When Congress invoked the sequester in 2012, one of the big losers was funding for the National Institutes of Health (NIH). There were 722 fewer grants offered in FY 2013 than in FY 2012, including cuts to USF and Moffitt Cancer Center. NIH Director Francis Collins said potentially groundbreaking medical projects could be dismantled or may never get off the ground if full funding wasn't restored.
Significant funding was restored in the Patty Murray-Paul Ryan budget deal arrived at earlier this year, though an amendment proposed by Congresswoman Kathy Castor
that would have restored full funding for the NIH was rejected.
"We're going to live to fight another day, but look out — in the year ahead, sequester is set to come back unless we find some rational new way to invest in America and pay for the things that are important," Castor said this afternoon.

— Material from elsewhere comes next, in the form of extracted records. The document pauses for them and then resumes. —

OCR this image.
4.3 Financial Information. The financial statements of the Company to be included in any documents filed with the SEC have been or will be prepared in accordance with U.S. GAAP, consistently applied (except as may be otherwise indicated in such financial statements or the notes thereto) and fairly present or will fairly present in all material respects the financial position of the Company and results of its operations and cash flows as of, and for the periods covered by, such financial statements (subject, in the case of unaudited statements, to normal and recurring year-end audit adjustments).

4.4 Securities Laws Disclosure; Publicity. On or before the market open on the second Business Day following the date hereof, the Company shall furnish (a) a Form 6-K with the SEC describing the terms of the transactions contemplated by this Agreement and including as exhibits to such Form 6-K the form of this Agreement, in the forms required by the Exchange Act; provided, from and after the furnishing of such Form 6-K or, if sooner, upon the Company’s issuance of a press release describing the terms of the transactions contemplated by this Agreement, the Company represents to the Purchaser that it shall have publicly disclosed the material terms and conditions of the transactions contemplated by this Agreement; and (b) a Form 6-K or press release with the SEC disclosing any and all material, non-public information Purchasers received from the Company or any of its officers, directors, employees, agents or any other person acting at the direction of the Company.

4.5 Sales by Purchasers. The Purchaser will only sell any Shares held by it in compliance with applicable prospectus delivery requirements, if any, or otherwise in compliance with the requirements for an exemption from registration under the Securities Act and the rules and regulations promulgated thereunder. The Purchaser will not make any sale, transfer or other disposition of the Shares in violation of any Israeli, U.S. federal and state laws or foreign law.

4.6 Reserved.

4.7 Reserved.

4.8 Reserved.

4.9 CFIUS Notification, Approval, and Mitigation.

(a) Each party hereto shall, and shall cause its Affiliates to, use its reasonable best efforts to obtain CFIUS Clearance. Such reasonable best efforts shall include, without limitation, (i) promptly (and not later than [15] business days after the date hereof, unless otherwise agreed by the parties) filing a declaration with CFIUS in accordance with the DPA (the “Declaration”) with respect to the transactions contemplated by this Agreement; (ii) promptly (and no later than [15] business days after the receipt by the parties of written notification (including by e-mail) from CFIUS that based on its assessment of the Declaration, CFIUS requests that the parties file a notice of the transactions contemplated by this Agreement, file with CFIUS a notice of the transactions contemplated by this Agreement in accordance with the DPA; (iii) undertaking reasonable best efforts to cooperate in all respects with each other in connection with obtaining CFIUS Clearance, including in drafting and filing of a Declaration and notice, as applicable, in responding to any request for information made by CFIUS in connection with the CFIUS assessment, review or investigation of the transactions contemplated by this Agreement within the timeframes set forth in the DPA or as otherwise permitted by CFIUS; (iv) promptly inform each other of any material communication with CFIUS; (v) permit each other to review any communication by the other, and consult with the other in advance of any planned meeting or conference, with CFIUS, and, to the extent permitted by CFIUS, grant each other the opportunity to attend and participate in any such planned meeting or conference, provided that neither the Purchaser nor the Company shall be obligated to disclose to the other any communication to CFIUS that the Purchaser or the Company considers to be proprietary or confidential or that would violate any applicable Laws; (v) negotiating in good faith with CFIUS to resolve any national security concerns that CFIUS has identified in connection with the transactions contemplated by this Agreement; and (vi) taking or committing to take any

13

The Tampa Democrat was speaking in front of CAMLS, the medical simulation and training facility that opened in 2012 in downtown Tampa. Castor, CAMLS CEO Joan Sutherland and USF school President Judy Genshaft were speaking to reporters after giving a tour to New Jersey Democratic Congressman Frank Pallone, slated to take over as the ranking member of the Energy & Commerce Committee. Pallone said that he learned during his visit of CAMLS that there are lots of doctors who visit from Latin America, but if NIH funding continues to be cut, the U.S. is in danger of losing ground with other countries when to medical breakthroughs.
Pallone said he was "tremendously impressed" after visiting CAMLS, but was vague about whether his visit might result in Congress providing any more funding for the facility.